The GAO report released Thursday said the Pentagon violated the 2014 Defense Appropriations Act by not giving certain congressional committees 30 days advance notice of the detainee release, as well as another provision that prohibited the Pentagon from using any funds for the release.

The Pentagon spent $988,400 in conducting the release of the five senior-level Taliban commanders from the Guantánamo Bay detainee facility in May, according to the GAO report.

Boehner also seized on the report's conclusion to criticize the administration's judgment at a time when the U.S. is "grappling with the evil terror of the self-proclaimed 'Islamic State' in Syria and Iraq — a group whose leader was once an American detainee, before being released."

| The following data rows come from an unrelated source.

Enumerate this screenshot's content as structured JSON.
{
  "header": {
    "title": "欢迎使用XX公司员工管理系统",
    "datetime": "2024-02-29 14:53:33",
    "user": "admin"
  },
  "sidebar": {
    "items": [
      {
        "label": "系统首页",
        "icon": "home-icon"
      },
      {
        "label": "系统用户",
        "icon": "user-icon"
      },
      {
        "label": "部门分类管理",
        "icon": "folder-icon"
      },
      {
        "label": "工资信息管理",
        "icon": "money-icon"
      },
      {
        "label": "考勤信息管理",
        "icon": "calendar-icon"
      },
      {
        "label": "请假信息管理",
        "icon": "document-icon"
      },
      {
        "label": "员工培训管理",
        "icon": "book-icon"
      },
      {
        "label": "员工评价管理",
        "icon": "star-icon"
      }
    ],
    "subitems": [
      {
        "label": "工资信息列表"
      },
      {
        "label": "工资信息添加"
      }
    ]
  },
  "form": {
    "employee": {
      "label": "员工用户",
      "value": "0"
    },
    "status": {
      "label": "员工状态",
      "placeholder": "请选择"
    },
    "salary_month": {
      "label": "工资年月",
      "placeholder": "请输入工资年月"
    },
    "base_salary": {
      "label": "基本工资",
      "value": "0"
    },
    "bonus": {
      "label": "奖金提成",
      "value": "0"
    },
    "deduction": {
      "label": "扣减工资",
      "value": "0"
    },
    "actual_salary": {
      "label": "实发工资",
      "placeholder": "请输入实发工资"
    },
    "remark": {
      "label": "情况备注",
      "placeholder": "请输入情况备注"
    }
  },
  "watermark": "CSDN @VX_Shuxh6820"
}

He said the report proves the trade was "yet another reminder" of the White House's habit of "simply ignoring laws it finds inconvenient."

The administration responded to the GAO report on Thursday, maintaining that its actions were legal.

"As Secretary Hagel has testified before Congress, the recovery of Sgt. Bergdahl was conducted lawfully. This decision was made after consultation with the Department of Justice," said Pentagon press secretary Rear Adm. John Kirby.

"The Administration had a fleeting opportunity to protect the life of a U.S. service member held captive and in danger for almost five years. Under these exceptional circumstances, the Administration determined that it was necessary and appropriate to forego 30 days' notice of the transfer in order to obtain Sgt. Bergdahl's safe return," he said.